Interactive demo: https://nmamano.github.io/TwoListStableMatching/index.html
tldr: an interactive tool to explore an open problem in algorithms known as the "two-list stable matching problem".
The stable matching / stable marriage problem is a central problem in market design. The setting is as follows: there are two sets of agents, traditionally callen "men" and "women", which need to be paired in a one-to-one matching. Each agent has its own list of all the agents in the other set, ordered according to its own individual preference. Given the preference lists of all the agents, the goal is to find a matching that is stable: a matching such that there is no pair consisting of a man and a woman who are not matched to each other, but both prefer each other over their assigned partners in the matching.
Gale and Shapley gave an optimal algorithm to find a stable matching. If n is the size of the sets, their algorithm runs in O(n2) time and finds a stable matching for any set of preference lists. It is optimal because it is known that, in the worst case, we may need to examine O(n2) entries in the preference lists.
First, consider a special case where all the men have exactly the same preferences, and, likewise, all the women have the same preferences. We call this the "one-list case", because there is a single preference list for each side (whereas, in the original setting, there can be n different lists for each side). It turns out that the special one-list case is trivial: to find a stable matching, we can simply match the most "popular" couple, and repeat. Thus, it can be solved in (optimal) O(n) time.

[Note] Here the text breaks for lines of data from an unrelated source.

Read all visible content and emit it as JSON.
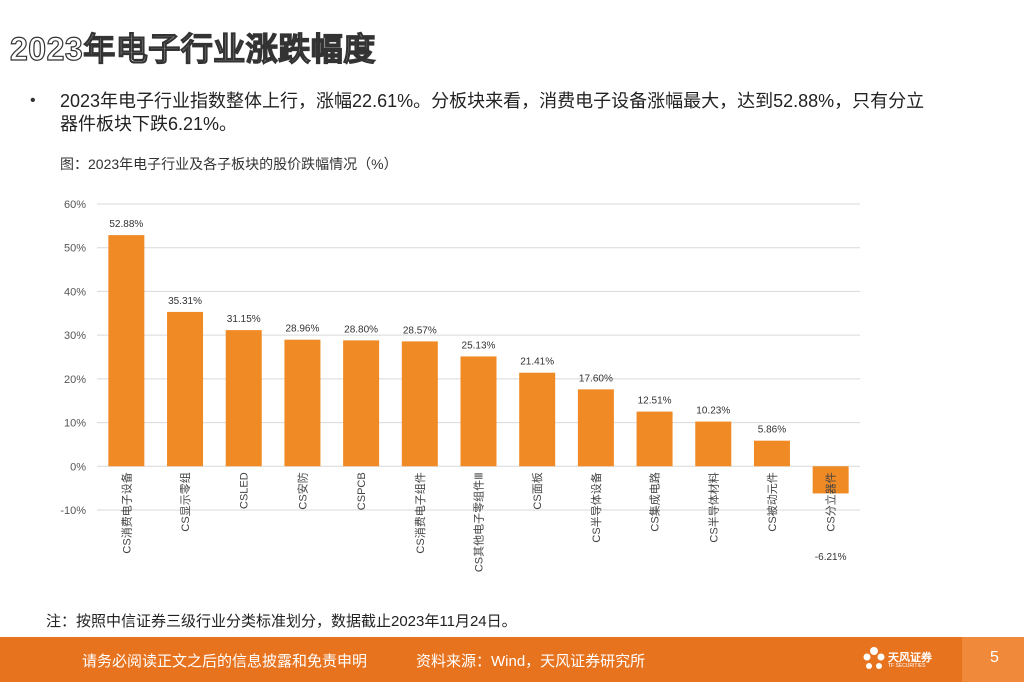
{
  "slide": {
    "title": "2023年电子行业涨跌幅度",
    "bullet_marker": "•",
    "bullet": "2023年电子行业指数整体上行，涨幅22.61%。分板块来看，消费电子设备涨幅最大，达到52.88%，只有分立器件板块下跌6.21%。",
    "caption": "图：2023年电子行业及各子板块的股价跌幅情况（%）",
    "note": "注：按照中信证券三级行业分类标准划分，数据截止2023年11月24日。"
  },
  "footer": {
    "disclaimer": "请务必阅读正文之后的信息披露和免责申明",
    "source": "资料来源：Wind，天风证券研究所",
    "logo_text": "天风证券",
    "logo_sub": "TF SECURITIES",
    "page_number": "5"
  },
  "colors": {
    "accent": "#e8731e",
    "bar": "#f08a24",
    "grid": "#d9d9d9"
  },
  "chart_data": {
    "type": "bar",
    "title": "2023年电子行业及各子板块的股价跌幅情况（%）",
    "categories": [
      "CS消费电子设备",
      "CS显示零组",
      "CSLED",
      "CS安防",
      "CSPCB",
      "CS消费电子组件",
      "CS其他电子零组件Ⅲ",
      "CS面板",
      "CS半导体设备",
      "CS集成电路",
      "CS半导体材料",
      "CS被动元件",
      "CS分立器件"
    ],
    "values": [
      52.88,
      35.31,
      31.15,
      28.96,
      28.8,
      28.57,
      25.13,
      21.41,
      17.6,
      12.51,
      10.23,
      5.86,
      -6.21
    ],
    "labels": [
      "52.88%",
      "35.31%",
      "31.15%",
      "28.96%",
      "28.80%",
      "28.57%",
      "25.13%",
      "21.41%",
      "17.60%",
      "12.51%",
      "10.23%",
      "5.86%",
      "-6.21%"
    ],
    "ylim": [
      -10,
      60
    ],
    "yticks": [
      -10,
      0,
      10,
      20,
      30,
      40,
      50,
      60
    ],
    "ytick_labels": [
      "-10%",
      "0%",
      "10%",
      "20%",
      "30%",
      "40%",
      "50%",
      "60%"
    ],
    "grid": true,
    "xlabel": "",
    "ylabel": ""
  }
}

Consider now, the next, most natural setting: the two-list case. Now, among all the preference lists of the men, there are only two unique lists. Likewise, among all the preference lists of the women, there are only two unique lists. The open problem: what is the optimal time to compute a stable matching in the two-list case? It was posed in the 2016 paper "Subquadratic Algorithms for Succinct Stable Matching" by M Künnemann, D Moeller, R Paturi, and S Schneider.
The problem looks innocent: if the one-list setting is trivial, surely the two-list setting must be easier than the general (n-list) setting! Yet, to my knowledge, no progress has been made as of December 2019: 1) no algorithm better than the O(n2) Gale--Shapley algorithm is known, and 2) no lower bound above linear time is known.
My advisor suggested a geometric interpretation: think of each agent as point (x,y) in the plane. Then, each agent ranks the other set either by their x-coordinate or by their y-coordinate. This is an equivalent formulation of the problem.
This repository contains a little interactive demo I created to explore this geometric interpretation and try to design algorithms. Often, it is possible to leverage the structure of geometric spaces to design algorithms, so this seemed like a promising direction. Maybe it will be useful for anyone looking to tackle the problem?